A lot of links although a good number of them seem out of date. Las Vegas, Nevada Goddess Natashka. Aggregator sites Femdom City. Provides links to an incredible number of femdom sites of all different types. Another site with a vast number of links. Fun for randomly browsing, but not great for tracking down a specific type of site. Mostly links to porn galleries and video clips. The layout is crowded and hard to follow, but it can be fun to play femdom porn roulette by clicking around on it.

Collar N Cuffs resources. This site has a fantastic list covering all sorts of topics. There are both essay and video tutorials, on everything from making rope gags to prostrate milking.

A few essays on general BDSM topics, including a well known series on breathplay. Has a lot of short articles covering definitions, play styles, technique, etc. A lot of its posts are written from the perspective of female submission, but I think a large fraction of them can be applied to male submission as well. Originally this mainly featured information on chastity play, but it seems to have branched out to cover things like pegging and spanking as well.

A podcast run by Axe that features interviews with kinky people in NYC.

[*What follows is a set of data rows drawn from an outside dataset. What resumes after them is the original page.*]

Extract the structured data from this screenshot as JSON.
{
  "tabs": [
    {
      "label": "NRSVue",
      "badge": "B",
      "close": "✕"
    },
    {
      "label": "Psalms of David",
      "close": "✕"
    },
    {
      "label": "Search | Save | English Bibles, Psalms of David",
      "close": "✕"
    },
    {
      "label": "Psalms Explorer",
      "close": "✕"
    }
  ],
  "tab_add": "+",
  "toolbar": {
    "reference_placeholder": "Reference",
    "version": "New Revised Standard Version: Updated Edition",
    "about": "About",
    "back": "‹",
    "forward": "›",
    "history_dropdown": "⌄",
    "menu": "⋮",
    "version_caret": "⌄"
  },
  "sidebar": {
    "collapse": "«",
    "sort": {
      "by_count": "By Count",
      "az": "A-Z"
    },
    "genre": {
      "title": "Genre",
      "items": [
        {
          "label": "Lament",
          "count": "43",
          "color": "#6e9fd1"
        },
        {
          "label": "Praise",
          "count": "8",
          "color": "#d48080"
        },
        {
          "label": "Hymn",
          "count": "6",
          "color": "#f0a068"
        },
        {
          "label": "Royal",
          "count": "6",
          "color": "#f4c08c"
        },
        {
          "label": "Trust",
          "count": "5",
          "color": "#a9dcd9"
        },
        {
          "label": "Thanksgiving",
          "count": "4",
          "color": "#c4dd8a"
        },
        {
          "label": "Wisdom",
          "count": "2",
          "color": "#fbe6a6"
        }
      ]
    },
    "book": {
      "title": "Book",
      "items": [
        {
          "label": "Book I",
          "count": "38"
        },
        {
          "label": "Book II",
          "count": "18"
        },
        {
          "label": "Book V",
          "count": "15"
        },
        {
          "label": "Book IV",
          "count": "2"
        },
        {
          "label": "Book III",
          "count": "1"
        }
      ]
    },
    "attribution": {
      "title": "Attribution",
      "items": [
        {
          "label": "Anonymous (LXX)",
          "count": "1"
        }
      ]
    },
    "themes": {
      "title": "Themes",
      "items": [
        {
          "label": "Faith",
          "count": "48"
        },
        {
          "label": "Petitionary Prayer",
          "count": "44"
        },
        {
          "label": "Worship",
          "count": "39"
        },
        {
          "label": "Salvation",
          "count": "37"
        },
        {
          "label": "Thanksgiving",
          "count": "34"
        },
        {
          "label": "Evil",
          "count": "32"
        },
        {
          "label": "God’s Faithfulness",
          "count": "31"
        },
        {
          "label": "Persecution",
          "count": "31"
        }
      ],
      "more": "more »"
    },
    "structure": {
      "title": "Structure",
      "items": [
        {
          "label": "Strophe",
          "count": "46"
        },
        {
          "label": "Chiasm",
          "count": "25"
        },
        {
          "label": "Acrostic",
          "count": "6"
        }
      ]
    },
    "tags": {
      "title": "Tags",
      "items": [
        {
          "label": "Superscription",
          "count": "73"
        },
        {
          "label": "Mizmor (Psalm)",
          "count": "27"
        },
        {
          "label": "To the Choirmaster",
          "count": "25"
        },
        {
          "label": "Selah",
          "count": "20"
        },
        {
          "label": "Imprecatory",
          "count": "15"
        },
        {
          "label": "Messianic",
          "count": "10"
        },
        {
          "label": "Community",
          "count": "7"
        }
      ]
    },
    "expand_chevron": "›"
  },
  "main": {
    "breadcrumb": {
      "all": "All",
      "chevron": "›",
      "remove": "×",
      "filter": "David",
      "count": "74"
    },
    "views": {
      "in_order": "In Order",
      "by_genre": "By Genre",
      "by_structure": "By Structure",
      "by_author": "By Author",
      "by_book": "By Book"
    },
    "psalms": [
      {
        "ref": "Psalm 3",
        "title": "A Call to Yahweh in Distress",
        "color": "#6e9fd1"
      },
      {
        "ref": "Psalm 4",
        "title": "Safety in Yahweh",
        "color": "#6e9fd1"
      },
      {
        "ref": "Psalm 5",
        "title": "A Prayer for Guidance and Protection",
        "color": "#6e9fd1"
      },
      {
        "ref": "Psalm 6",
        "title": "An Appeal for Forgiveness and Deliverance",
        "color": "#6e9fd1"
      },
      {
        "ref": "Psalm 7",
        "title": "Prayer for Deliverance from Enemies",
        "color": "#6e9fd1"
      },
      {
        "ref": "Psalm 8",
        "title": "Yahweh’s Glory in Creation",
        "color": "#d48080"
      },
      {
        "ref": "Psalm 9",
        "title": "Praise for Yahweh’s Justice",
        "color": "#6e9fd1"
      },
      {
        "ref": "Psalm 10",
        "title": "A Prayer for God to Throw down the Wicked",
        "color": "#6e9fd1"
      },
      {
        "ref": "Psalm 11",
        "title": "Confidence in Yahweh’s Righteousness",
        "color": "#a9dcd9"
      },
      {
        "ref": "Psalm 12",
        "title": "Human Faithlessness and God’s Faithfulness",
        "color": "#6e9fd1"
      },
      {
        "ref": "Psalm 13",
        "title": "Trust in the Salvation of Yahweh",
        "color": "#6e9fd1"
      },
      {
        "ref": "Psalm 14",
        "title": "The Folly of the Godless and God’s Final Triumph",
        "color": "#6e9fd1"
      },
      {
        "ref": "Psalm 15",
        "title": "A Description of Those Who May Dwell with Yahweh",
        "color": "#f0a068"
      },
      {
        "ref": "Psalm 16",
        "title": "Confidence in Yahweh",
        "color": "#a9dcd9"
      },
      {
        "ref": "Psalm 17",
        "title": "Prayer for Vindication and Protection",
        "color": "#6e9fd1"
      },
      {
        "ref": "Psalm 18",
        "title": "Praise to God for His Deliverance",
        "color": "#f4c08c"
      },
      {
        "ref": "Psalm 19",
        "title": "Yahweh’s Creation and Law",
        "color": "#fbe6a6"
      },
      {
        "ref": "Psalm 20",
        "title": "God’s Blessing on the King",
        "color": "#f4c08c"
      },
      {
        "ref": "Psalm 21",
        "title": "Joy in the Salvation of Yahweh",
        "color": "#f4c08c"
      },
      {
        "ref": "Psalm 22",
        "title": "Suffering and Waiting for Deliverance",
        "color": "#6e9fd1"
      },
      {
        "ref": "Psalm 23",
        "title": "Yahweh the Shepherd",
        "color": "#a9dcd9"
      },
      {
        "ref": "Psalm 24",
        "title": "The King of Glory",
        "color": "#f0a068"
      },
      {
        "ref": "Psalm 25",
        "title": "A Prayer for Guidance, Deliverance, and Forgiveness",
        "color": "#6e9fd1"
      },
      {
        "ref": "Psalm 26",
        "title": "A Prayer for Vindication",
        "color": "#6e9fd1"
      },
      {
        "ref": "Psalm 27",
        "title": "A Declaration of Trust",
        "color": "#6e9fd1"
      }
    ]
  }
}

Jump to navigation Jump to search. Further information: Sadomasochism, BDSM, and BDSM in culture and media. Illustration by Étienne Le Rallic from La Volupté du fouet () by Armand du Lomp. The role of sadism and masochism in fiction has attracted serious scholarly attention. Anthony .. Reprinted by Olympia Press as The Beautiful Flagellants of Chicago, Boston. hot sexy asian bifem looking for bi or lesbian domme LifeStyle i am 5ft 3 lbs 36c shaved and tight athletic body i am a switch and open to everything. I prefer rough but no 54/F White Plains, New York, MissBluEyez 49/F Port Deposit, Maryland 24/F Boston, Massachusetts, milia 74/F Lincoln, Massachusetts. Primarily focused on pro-domme interaction, but there are also general I wouldn't go here looking for expert advice, but it can be a fun place to dip in and out.